In the run up to the 2015 elections, it would appear that Nigerians are already preoccupied with ‘helicopter’ debate rather than the real issues which affect our lives. But if you look at the Independent National Electoral Commission (INEC) timetable, it seems we have all concluded that campaigns don’t matter and that office seekers do not have to sell anything to earn our votes. According to the INEC timetable, those who aspire to rule Nigeria are only allowed to campaign for less than three months!
Of course we cannot blame the INEC that is working within the parameters set by the Electoral Act but the question remains: Where in the world do you have such a system that decrees a period (and a very short one at that) during which office seekers have to sell themselves to the electorate?
In most advanced democracies, politicians spend at least 18 months on the campaign train, during which they sell their ideas, have their temperament tested and are scrutinized even on the way they conduct their personal affairs and how they live their lives. But here, all it takes to aspire for office is to print some glossy posters with which they deface the environment and then make some outlandish promises on the pages of newspapers.
Because they are not tasked, most politicians in our country today seek power for reasons that are not inspired by a desire for justice or social reformation. Some want to be able to dispense favours to friends and cronies, some simply to enjoy the good life at the expense of the people and others just for the vanity of being driven around in long convoy of cars with siren blaring and police men terrorizing innocent road users. But for how long do we continue like this before something gives?
In 1999 when we had the elections that ushered in this democracy, the first set of people we elected to public offices told us nothing and made no commitments to which we could hold them. Unfortunately, we have sustained that tradition of promise-nothing, do-nothing. Now that we are moving towards another election cycle, our politicians are busy abusing and threatening one another and they are likely to do that until they get to the point of their acrimonious primaries that will be followed by endless litigations. And then we will have the elections without knowing what the contenders actually offer us.

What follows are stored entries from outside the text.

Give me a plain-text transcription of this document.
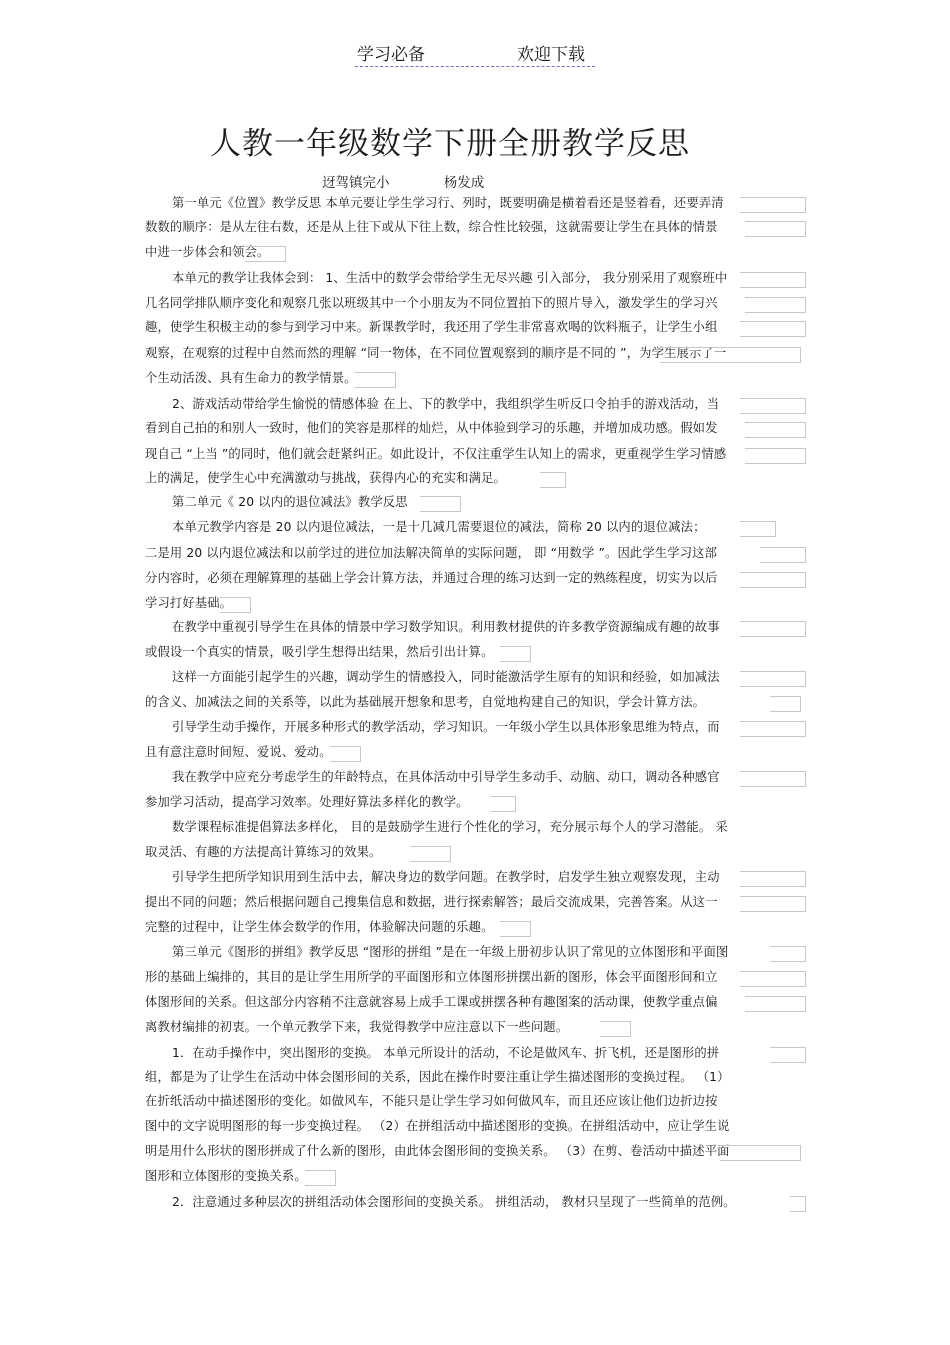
学习必备	欢迎下载
人教一年级数学下册全册教学反思
迓驾镇完小	杨发成
第一单元《位置》教学反思 本单元要让学生学习行、列时，既要明确是横着看还是竖着看，还要弄清
数数的顺序：是从左往右数，还是从上往下或从下往上数，综合性比较强，这就需要让学生在具体的情景
中进一步体会和领会。
本单元的教学让我体会到： 1、生活中的数学会带给学生无尽兴趣 引入部分， 我分别采用了观察班中
几名同学排队顺序变化和观察几张以班级其中一个小朋友为不同位置拍下的照片导入，激发学生的学习兴
趣，使学生积极主动的参与到学习中来。新课教学时，我还用了学生非常喜欢喝的饮料瓶子，让学生小组
观察，在观察的过程中自然而然的理解 “同一物体，在不同位置观察到的顺序是不同的 ”，为学生展示了一
个生动活泼、具有生命力的教学情景。
2、游戏活动带给学生愉悦的情感体验 在上、下的教学中，我组织学生听反口令拍手的游戏活动，当
看到自己拍的和别人一致时，他们的笑容是那样的灿烂，从中体验到学习的乐趣，并增加成功感。假如发
现自己 “上当 ”的同时，他们就会赶紧纠正。如此设计，不仅注重学生认知上的需求，更重视学生学习情感
上的满足，使学生心中充满激动与挑战，获得内心的充实和满足。
第二单元《 20 以内的退位减法》教学反思
本单元教学内容是 20 以内退位减法，一是十几减几需要退位的减法，简称 20 以内的退位减法；
二是用 20 以内退位减法和以前学过的进位加法解决简单的实际问题， 即 “用数学 ”。因此学生学习这部
分内容时，必须在理解算理的基础上学会计算方法，并通过合理的练习达到一定的熟练程度，切实为以后
学习打好基础。
在教学中重视引导学生在具体的情景中学习数学知识。利用教材提供的许多教学资源编成有趣的故事
或假设一个真实的情景，吸引学生想得出结果，然后引出计算。
这样一方面能引起学生的兴趣，调动学生的情感投入，同时能激活学生原有的知识和经验，如加减法
的含义、加减法之间的关系等，以此为基础展开想象和思考，自觉地构建自己的知识，学会计算方法。
引导学生动手操作，开展多种形式的教学活动，学习知识。一年级小学生以具体形象思维为特点，而
且有意注意时间短、爱说、爱动。
我在教学中应充分考虑学生的年龄特点，在具体活动中引导学生多动手、动脑、动口，调动各种感官
参加学习活动，提高学习效率。处理好算法多样化的教学。
数学课程标准提倡算法多样化， 目的是鼓励学生进行个性化的学习，充分展示每个人的学习潜能。 采
取灵活、有趣的方法提高计算练习的效果。
引导学生把所学知识用到生活中去，解决身边的数学问题。在教学时，启发学生独立观察发现，主动
提出不同的问题；然后根据问题自己搜集信息和数据，进行探索解答；最后交流成果，完善答案。从这一
完整的过程中，让学生体会数学的作用，体验解决问题的乐趣。
第三单元《图形的拼组》教学反思 “图形的拼组 ”是在一年级上册初步认识了常见的立体图形和平面图
形的基础上编排的，其目的是让学生用所学的平面图形和立体图形拼摆出新的图形，体会平面图形间和立
体图形间的关系。但这部分内容稍不注意就容易上成手工课或拼摆各种有趣图案的活动课，使教学重点偏
离教材编排的初衷。一个单元教学下来，我觉得教学中应注意以下一些问题。
1．在动手操作中，突出图形的变换。 本单元所设计的活动，不论是做风车、折飞机，还是图形的拼
组，都是为了让学生在活动中体会图形间的关系，因此在操作时要注重让学生描述图形的变换过程。 （1）
在折纸活动中描述图形的变化。如做风车，不能只是让学生学习如何做风车，而且还应该让他们边折边按
图中的文字说明图形的每一步变换过程。 （2）在拼组活动中描述图形的变换。在拼组活动中，应让学生说
明是用什么形状的图形拼成了什么新的图形，由此体会图形间的变换关系。 （3）在剪、卷活动中描述平面
图形和立体图形的变换关系。
2．注意通过多种层次的拼组活动体会图形间的变换关系。 拼组活动， 教材只呈现了一些简单的范例。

It makes no sense that it will take less than 90 days of campaigning for mostly ignorant politicians to canvass their views and engage with the public on our disgraceful education, our sorry infrastructure and the increasing alienation of most our young population. The tragedy is compounded by a media culture which is either indifferent or too lazy to help set the agenda of public discourse. Yet a democracy based on a ritualistic and mechanical conception of elections alone can at best showcase an appearance of popular participation without advancing the course of the people. The end result will always inevitably be the enthronement of pockets of autocratic imposition led by persons who neither understand the meaning of democracy nor the rudiments of governance.